Who were the 96 victims?
Mr Clark was one of several relatives who was moved to tears while reading what the families have called "pen portraits".
Amy McGlone also cried as she read her mother Irene's words about her father, Alan McGlone, a Liverpool machine repairer she said had "loved being a dad".
In her statement, Mrs McGlone said her husband had played with his daughters on the street before going to Hillsborough and that the family had been due to go to a party when he returned.
Instead, she said she put her daughters to bed and Amy asked "Mummy, will you tell Daddy to come in and wake us up when he gets home?"
"I am still waiting to wake my girls up out of this nightmare and send their daddy into them," she said.'World at his feet'
Michael Brady spoke about his brother Paul, a 21-year-old refrigeration engineer from Liverpool who had a "very bubbly and outgoing personality".
He said his brother had been "a people person", who excelled at working with his hands and had loved football, fishing and his job.

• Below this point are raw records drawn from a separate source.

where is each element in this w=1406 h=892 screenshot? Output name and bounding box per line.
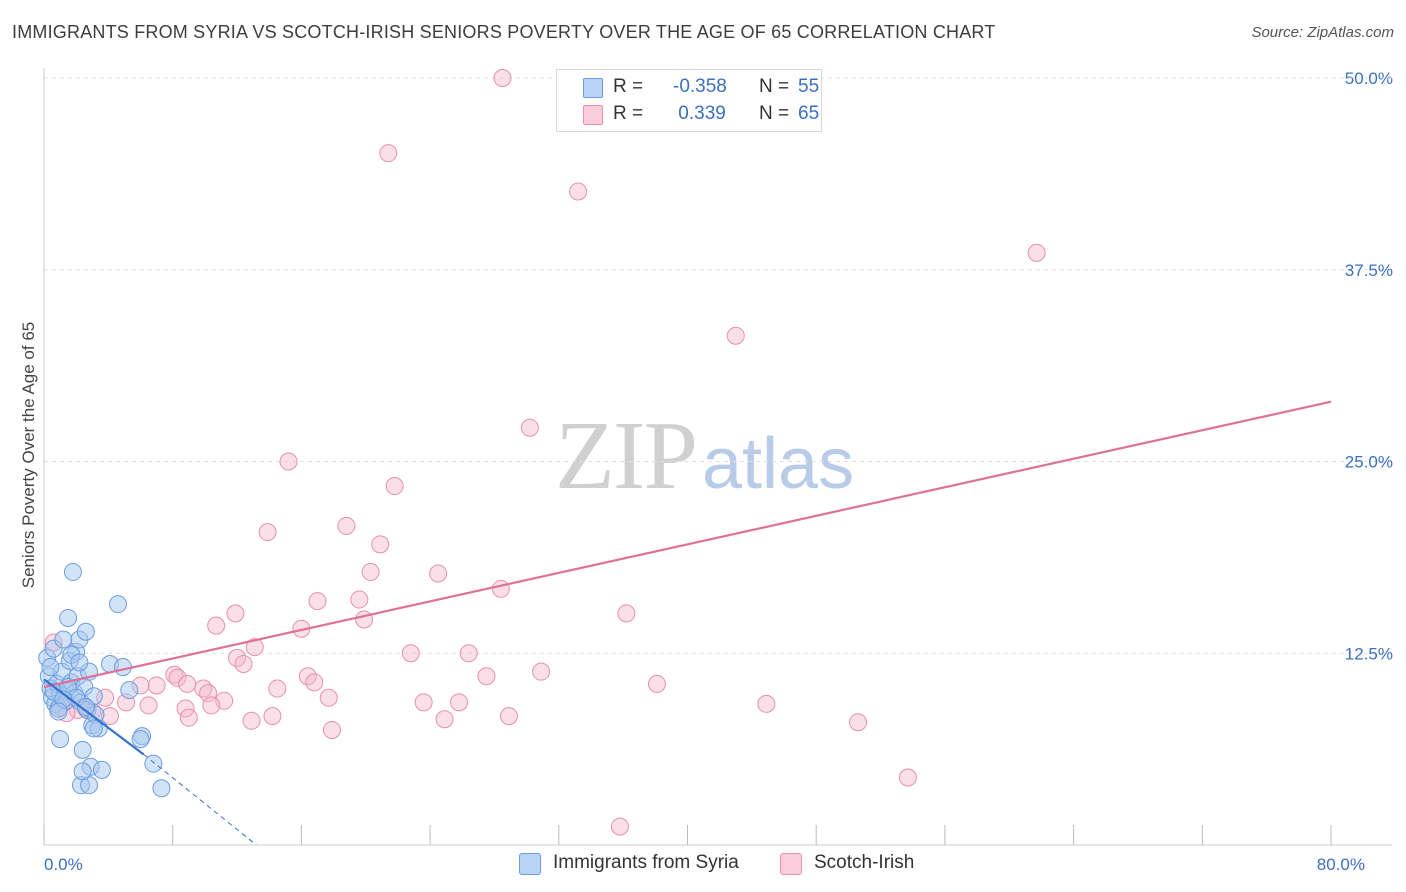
syria-point: [63, 562, 82, 581]
syria-point: [92, 760, 111, 779]
source-label: Source: ZipAtlas.com: [1251, 24, 1394, 41]
legend-n-label: N =: [759, 103, 790, 124]
scotch-irish-point: [1027, 243, 1046, 262]
scotch-irish-point: [617, 604, 636, 623]
scotch-irish-point: [179, 708, 198, 727]
syria-point: [51, 730, 70, 749]
scotch-irish-point: [168, 668, 187, 687]
scotch-irish-point: [308, 592, 327, 611]
syria-point: [76, 622, 95, 641]
bottom-legend-label-scotch: Scotch-Irish: [814, 852, 915, 873]
syria-point: [54, 630, 73, 649]
scotch-irish-point: [226, 604, 245, 623]
syria-point: [120, 681, 139, 700]
syria-point: [73, 762, 92, 781]
syria-point: [49, 702, 68, 721]
scotch-irish-point: [305, 673, 324, 692]
scotch-irish-point: [355, 610, 374, 629]
scotch-irish-point: [435, 710, 454, 729]
scotch-irish-point: [139, 696, 158, 715]
legend-n-value: 65: [798, 103, 820, 124]
legend-r-value: -0.358: [673, 76, 727, 97]
syria-point: [76, 697, 95, 716]
syria-point: [109, 595, 128, 614]
scotch-irish-point: [361, 562, 380, 581]
syria-point: [84, 719, 103, 738]
scotch-irish-point: [569, 182, 588, 201]
syria-point: [70, 653, 89, 672]
legend-r-label: R =: [613, 103, 644, 124]
legend-r-label: R =: [613, 76, 644, 97]
scotch-irish-point: [414, 693, 433, 712]
stats-legend: R = -0.358 N = 55 R = 0.339 N = 65: [556, 69, 822, 132]
scotch-irish-trendline: [43, 400, 1332, 689]
scotch-irish-point: [147, 676, 166, 695]
scotch-irish-point: [322, 720, 341, 739]
syria-point: [59, 608, 78, 627]
scotch-irish-point: [178, 674, 197, 693]
legend-r-value: 0.339: [673, 103, 726, 124]
legend-n-value: 55: [798, 76, 820, 97]
scotch-irish-point: [450, 693, 469, 712]
scotch-irish-point: [263, 707, 282, 726]
legend-n-label: N =: [759, 76, 790, 97]
syria-point: [113, 658, 132, 677]
legend-swatch-scotch: [583, 105, 603, 125]
syria-point: [144, 754, 163, 773]
legend-swatch-syria: [583, 78, 603, 98]
scotch-irish-point: [319, 688, 338, 707]
bottom-legend-swatch-syria: [519, 853, 541, 875]
chart-title: IMMIGRANTS FROM SYRIA VS SCOTCH-IRISH SE…: [12, 22, 996, 42]
bottom-legend-label-syria: Immigrants from Syria: [553, 852, 739, 873]
syria-point: [152, 779, 171, 798]
scotch-irish-point: [493, 69, 512, 87]
scotch-irish-point: [499, 707, 518, 726]
scotch-irish-point: [849, 713, 868, 732]
scotch-irish-point: [165, 665, 184, 684]
x-tick-label: 0.0%: [44, 855, 83, 874]
scotch-irish-point: [532, 662, 551, 681]
scotch-irish-point: [459, 644, 478, 663]
watermark-zip: ZIP: [555, 402, 698, 510]
watermark: ZIPatlas: [555, 400, 854, 512]
scotch-irish-point: [477, 667, 496, 686]
scotch-irish-point: [757, 694, 776, 713]
syria-point: [73, 740, 92, 759]
y-tick-label: 25.0%: [1345, 453, 1393, 472]
syria-trendline: [43, 678, 145, 756]
scotch-irish-point: [610, 817, 629, 836]
syria-trendline-extension: [143, 754, 257, 846]
scotch-irish-point: [258, 523, 277, 542]
bottom-legend-swatch-scotch: [780, 853, 802, 875]
scotch-irish-point: [371, 535, 390, 554]
scotch-irish-point: [279, 452, 298, 471]
scotch-irish-point: [245, 638, 264, 657]
scotch-irish-point: [401, 644, 420, 663]
x-tick-label: 80.0%: [1317, 855, 1365, 874]
syria-point: [131, 730, 150, 749]
scotch-irish-point: [379, 144, 398, 163]
scotch-irish-point: [207, 616, 226, 635]
scotch-irish-point: [268, 679, 287, 698]
scotch-irish-point: [337, 516, 356, 535]
scotch-irish-point: [647, 674, 666, 693]
scotch-irish-point: [202, 696, 221, 715]
scotch-irish-point: [520, 418, 539, 437]
y-tick-label: 50.0%: [1345, 69, 1393, 88]
scotch-irish-point: [726, 326, 745, 345]
scotch-irish-point: [350, 590, 369, 609]
y-tick-label: 37.5%: [1345, 261, 1393, 280]
scotch-irish-point: [234, 654, 253, 673]
scotch-irish-point: [242, 711, 261, 730]
scotch-irish-point: [491, 579, 510, 598]
scotch-irish-point: [385, 477, 404, 496]
scotch-irish-point: [429, 564, 448, 583]
scotch-irish-point: [898, 768, 917, 787]
syria-point: [41, 658, 60, 677]
watermark-atlas: atlas: [702, 424, 855, 504]
y-tick-label: 12.5%: [1345, 644, 1393, 663]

"He was fun-loving, the joker in our family, always smiling and a joy to be around," he said.
A statement was read from the recently-deceased father of Stuart Thompson, before his sibling Martin spoke of his "brother and friend" who had "the world at his feet at the time of his death" and was "determined to be a success".
He said that when he died, the 17-year-old "wasn't a child but he wasn't yet an adult. He didn't have time to blossom."
Speaking about her son David, Jennifer Birtle said he liked music and had been to the Glastonbury festival, but that "once David could run, there was always a football attached to his foot".
"David became an ardent fan of Liverpool Football Club. Sadly that decision was to cost him his life," she said.
Mrs Birtle, who was in Oman when she heard about the disaster.
She said she had "had to listen to two ex-pats reading the paper and saying 'oh, the police say it was hooligans' as if that was OK then, that it was their fault".
She added that her family was "owed an explanation sooner rather than later of how and why David died that day".
The final statement of the day came from the mother of Carl and Nicholas Hewitt, brothers from Leicester who had travelled to Hillsborough on a supporters' club bus.
Brenda Hewitt said her "boys" were "always together [and] together always", who "loved football and were season ticket holders".
The inquests, set to last a year, were ordered after new evidence revealed by the Hillsborough Independent Panel led to the original inquest verdicts being quashed.
The background statements are the first time the court has heard how the disaster affected individual families.
The inquest has been adjourned until Thursday.